Abstract/Project summary: TPI Df is a devastating untreatable childhood metabolic disease resulting in anemia, paralysis, irreversible brain damage and premature death. Numerous subtle amino acid substitutions in Triosephosphate Isomerase (TPI) are pathogenic and result in rapidly progressing multisystem disease. Importantly, all known pathogenic TPI Df mutations result in a protein that retains function and pathogenesis is known to result from increased turnover of the functioning protein by Protein Quality Control pathways (PQC). We have developed a human cellular TPI Df assay based on a cellular model of the “common” E104D mutation and implemented it for high-content, high-throughput imaging. We have used this model in a pilot screen and validated its utility to identify novel compounds that modulate mutant TPI protein levels in human cells. We have developed the assay to full HTS standards, and propose to screen the 225,000 member NIH MLSMR compound library to identify hit-to-lead compounds to develop into TPI Df small molecule therapies. We will validate hits in secondary assays for TPI stability and activity in TPI Df patient cells, prioritize them in a panel of in vitro toxicology and metabolism assays, examine structure activity relationships (SARs) of the lead compounds and substantially validate them in vivo using established Drosophila and mouse models that reflect the entire range of TPI Df disease severities. Overall, this project will discover initial therapies for development and test efficacy of our lead compounds in TPI Df models, including a newly validated mouse model.

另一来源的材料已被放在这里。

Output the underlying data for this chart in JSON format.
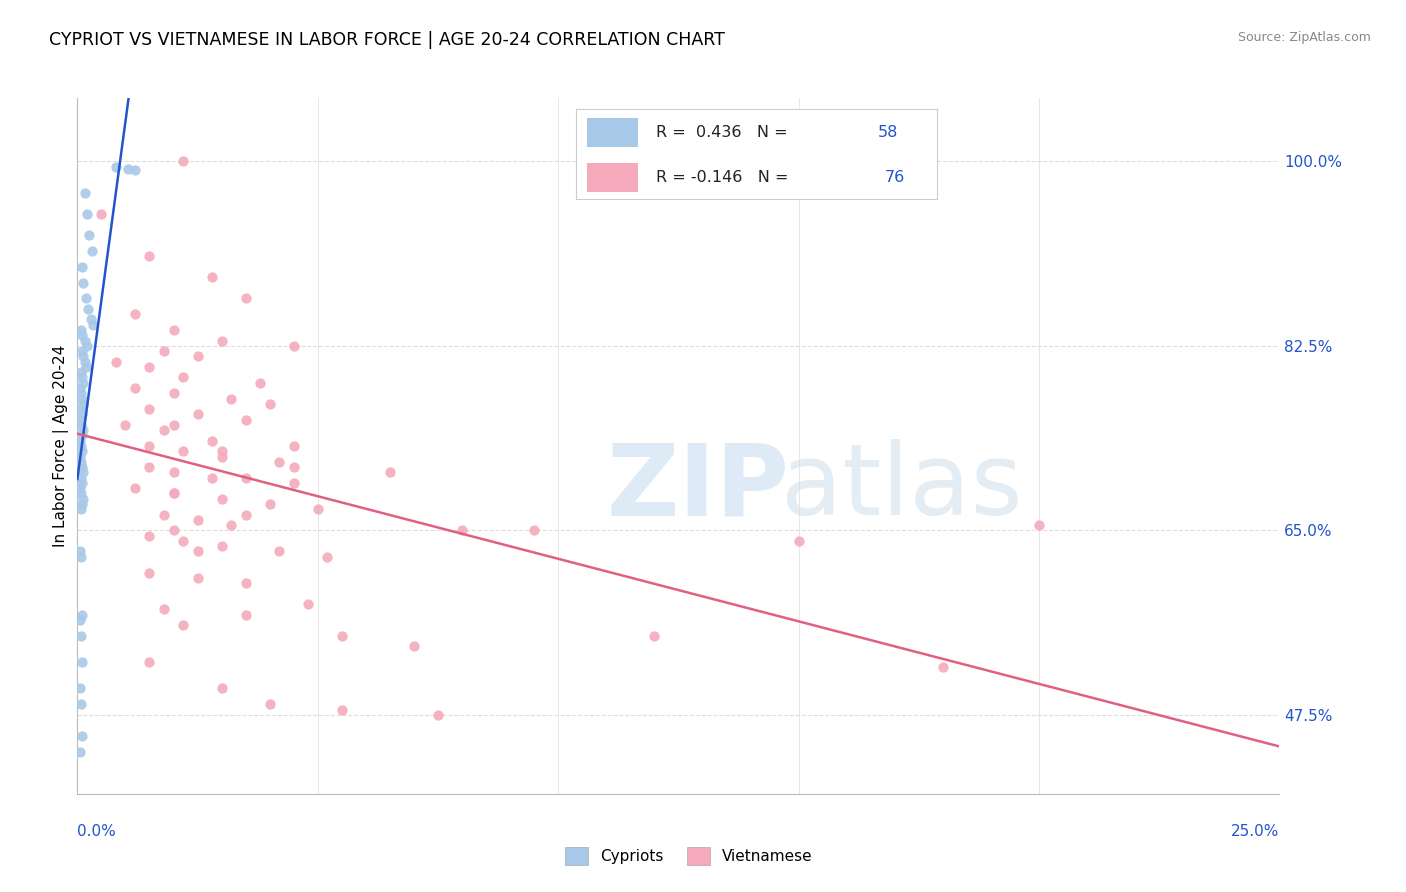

摘要/项目摘要： TPI Df 是一种毁灭性的、无法治愈的儿童代谢疾病，会导致贫血， 瘫痪、不可逆转的脑损伤和过早死亡。多种细微氨基酸 磷酸三糖异构酶 (TPI) 中的取代具有致病性，并会迅速导致 进行性多系统疾病。重要的是，所有已知的致病性 TPI Df 突变都会导致 已知保留功能和发病机制的蛋白质是由于增加的 通过蛋白质质量控​​制途径 (PQC) 进行功能蛋白质的周转。我们有 开发了基于“常见”E104D 细胞模型的人类细胞 TPI Df 测定 突变并将其用于高内涵、高通量成像。我们已经用过这个 在试点筛选中建立模型，并验证了其在识别调节新化合物方面的实用性 人类细胞中突变的 TPI 蛋白水平。我们开发了完整 HTS 的检测方法 标准，并建议筛选 225,000 名 NIH MLSMR 化合物库成员，以 识别命中先导化合物以开发为 TPI Df 小分子疗法。我们将 验证 TPI Df 患者细胞中 TPI 稳定性和活性的二次测定中的命中，确定优先级 对它们进行一组体外毒理学和代谢测定，检查结构活性 先导化合物的关系（SAR）并使用以下方法在体内对其进行实质性验证 建立了反映整个 TPI Df 疾病范围的果蝇和小鼠模型 严重程度。总体而言，该项目将发现用于开发和测试的初步疗法 我们的先导化合物在 TPI Df 模型（包括新验证的小鼠模型）中的功效。